Au cours des deux dernières décennies, il y a eu de nombreuses études qui ont souligné le rôle important des miARN dans la maladie humaine. Résultats d’un vaste corpus de littérature démontrent l’importance indéniable des miARN dans la physiopathologie des maladies comme le cancer1 et maladies cardiovasculaires2,3,4,5. Par exemple, miR-21 est augmenté dans nombreux cancers, ce qui entraîne une prolifération accrue cycle cellulaire et la cellule6. Dans les infections de virus de l’hépatite C, miR-122 joue un rôle important dans la réplication du virus7, et il a été démontré que l’inhibition de miR-122 diminue la charge virale8. Dans l’hypertrophie cardiaque, miR-212/132 est augmentée dans le cœur et est impliqué dans le phénotype pathologique9. L’importance évidente de la diminution de l’expression ou l’inhibition fonctionnelle d’un miRNA surexprimés suggère des possibilités d’exploitation thérapeutique de la biologie de miRNA dans presque toutes les maladies.

Les quatre membres de famille miR-181, miR-181 a/b/c/d, sont trouvent dans trois sites génomiques dans le génome humain. La région intronic d’un gène du hôte d’ARN non codants (MIR181A1-HG) encode le cluster de miR-181-a/b-1. La région intronic du gène NR6A1 encode le miR-181-a/b-2. Le cluster de miR-181-c/d se trouve dans un relevé de notes non caractérisé sur le chromosome 19. Tous les membres de la famille miR-181 partagent la même séquence de « semences » et tous les quatre membres de famille miR-181 peuvent potentiellement réguler les mêmes objectifs d’ARNm.

Nous avons3,4 et autres10 ont mis en évidence l’importance de miR-181 membres de la famille au cours de l’insuffisance cardiaque terminale.
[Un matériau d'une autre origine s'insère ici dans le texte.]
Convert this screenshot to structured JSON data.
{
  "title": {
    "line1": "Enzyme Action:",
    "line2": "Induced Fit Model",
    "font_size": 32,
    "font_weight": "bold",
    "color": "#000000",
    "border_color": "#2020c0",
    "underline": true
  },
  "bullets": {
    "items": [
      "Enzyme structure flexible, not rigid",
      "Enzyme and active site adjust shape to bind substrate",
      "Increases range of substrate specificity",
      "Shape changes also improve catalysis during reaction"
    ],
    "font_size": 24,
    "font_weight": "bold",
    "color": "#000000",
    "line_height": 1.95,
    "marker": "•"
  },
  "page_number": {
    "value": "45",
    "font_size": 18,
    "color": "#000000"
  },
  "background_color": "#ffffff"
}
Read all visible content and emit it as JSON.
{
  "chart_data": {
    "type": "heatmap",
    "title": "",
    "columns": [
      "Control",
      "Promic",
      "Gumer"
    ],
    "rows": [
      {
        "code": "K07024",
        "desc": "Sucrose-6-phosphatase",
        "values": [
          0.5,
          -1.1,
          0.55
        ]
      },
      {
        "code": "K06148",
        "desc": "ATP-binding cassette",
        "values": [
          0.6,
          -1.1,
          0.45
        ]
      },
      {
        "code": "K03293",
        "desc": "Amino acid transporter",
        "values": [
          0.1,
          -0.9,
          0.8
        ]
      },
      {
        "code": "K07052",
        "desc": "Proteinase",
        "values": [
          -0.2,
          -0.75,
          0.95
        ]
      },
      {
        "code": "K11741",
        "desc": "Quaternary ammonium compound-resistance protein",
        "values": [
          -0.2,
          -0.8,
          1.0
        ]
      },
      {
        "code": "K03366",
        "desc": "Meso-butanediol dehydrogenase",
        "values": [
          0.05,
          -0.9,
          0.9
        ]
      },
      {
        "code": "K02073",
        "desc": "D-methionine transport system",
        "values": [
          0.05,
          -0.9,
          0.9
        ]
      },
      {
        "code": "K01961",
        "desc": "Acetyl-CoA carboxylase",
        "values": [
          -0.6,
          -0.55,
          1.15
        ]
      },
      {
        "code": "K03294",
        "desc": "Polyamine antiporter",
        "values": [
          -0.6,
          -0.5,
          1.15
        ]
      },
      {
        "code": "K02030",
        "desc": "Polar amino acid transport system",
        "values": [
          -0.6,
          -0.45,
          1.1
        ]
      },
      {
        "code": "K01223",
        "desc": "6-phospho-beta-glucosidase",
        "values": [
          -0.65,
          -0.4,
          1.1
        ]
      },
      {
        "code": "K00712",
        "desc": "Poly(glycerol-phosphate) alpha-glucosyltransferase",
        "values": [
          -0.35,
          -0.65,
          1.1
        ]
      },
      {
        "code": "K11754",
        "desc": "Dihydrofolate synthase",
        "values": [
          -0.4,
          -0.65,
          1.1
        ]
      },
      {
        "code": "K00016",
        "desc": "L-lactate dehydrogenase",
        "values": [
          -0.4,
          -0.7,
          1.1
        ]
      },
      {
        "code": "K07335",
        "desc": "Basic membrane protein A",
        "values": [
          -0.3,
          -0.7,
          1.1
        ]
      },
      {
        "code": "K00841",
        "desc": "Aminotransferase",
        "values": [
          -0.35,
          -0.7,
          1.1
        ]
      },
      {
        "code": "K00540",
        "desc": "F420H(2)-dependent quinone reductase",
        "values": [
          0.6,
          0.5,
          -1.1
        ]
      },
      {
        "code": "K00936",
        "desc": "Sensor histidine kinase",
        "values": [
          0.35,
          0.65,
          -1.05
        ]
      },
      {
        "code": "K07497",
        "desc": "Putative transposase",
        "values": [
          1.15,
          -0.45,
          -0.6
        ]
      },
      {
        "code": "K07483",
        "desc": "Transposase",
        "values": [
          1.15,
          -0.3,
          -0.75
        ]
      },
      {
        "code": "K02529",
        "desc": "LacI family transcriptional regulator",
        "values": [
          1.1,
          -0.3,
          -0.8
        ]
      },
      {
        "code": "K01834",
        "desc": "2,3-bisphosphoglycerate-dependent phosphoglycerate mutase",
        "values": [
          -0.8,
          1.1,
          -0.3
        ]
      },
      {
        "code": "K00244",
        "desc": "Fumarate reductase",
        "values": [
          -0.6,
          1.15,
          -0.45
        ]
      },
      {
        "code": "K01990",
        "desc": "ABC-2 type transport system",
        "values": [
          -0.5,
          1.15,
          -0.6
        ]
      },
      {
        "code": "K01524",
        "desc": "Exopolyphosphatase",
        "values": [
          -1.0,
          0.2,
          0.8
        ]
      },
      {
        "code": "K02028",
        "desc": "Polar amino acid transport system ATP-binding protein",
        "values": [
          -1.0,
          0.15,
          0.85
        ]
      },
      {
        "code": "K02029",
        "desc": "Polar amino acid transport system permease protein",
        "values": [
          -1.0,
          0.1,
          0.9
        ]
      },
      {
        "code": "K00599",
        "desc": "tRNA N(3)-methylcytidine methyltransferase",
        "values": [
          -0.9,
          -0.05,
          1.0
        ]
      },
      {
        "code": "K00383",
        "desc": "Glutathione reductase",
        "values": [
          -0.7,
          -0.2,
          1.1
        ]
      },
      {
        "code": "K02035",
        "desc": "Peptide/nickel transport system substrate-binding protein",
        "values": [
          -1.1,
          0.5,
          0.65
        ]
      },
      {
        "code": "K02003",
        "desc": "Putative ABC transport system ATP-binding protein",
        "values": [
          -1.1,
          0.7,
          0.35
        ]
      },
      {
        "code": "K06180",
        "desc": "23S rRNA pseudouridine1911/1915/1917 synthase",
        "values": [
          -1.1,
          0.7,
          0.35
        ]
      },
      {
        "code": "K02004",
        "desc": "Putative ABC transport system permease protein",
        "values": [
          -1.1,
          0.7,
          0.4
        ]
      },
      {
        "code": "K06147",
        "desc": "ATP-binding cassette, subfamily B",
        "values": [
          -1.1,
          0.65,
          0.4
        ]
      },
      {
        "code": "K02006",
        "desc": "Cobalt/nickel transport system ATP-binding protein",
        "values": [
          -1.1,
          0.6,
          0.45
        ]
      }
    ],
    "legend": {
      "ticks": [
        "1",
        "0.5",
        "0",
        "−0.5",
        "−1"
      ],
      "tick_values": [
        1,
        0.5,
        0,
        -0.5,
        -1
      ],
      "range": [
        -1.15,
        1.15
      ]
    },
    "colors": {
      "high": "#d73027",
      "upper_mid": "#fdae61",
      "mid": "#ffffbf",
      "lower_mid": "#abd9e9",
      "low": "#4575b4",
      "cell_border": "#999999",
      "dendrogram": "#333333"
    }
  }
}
Nous avons également reconnu qu’une upregulation de miR – 181c se produit dans des conditions pathologiques associées à un risque accru de maladie cardiaque, tels que diabète de type II, obésité et vieillissement3,4,5. Il a été postulé que la surexpression de miR – 181c cause un stress oxydatif qui mène à une dysfonction cardiaque4.

Plusieurs groupes ont suggéré que miRNA existent dans les mitochondries11,12,13,14, mais nous avons été les premiers à démontrer que miR – 181 c est dérivé le génome nucléaire, traité, et par la suite déplacés vers les mitochondries dans le RISC3. En outre, nous avons détecté une faible expression de miR-181 et miR-181 dans le compartiment mitochondrial du cœur5. Ce qui est important, nous trouvons que miR – 181c réprime l’expression de l’ARNm mt-COX1, démontrant ainsi que les miARN participe à la régulation du gène mitochondrial et altérer la fonction mitochondriale3,4.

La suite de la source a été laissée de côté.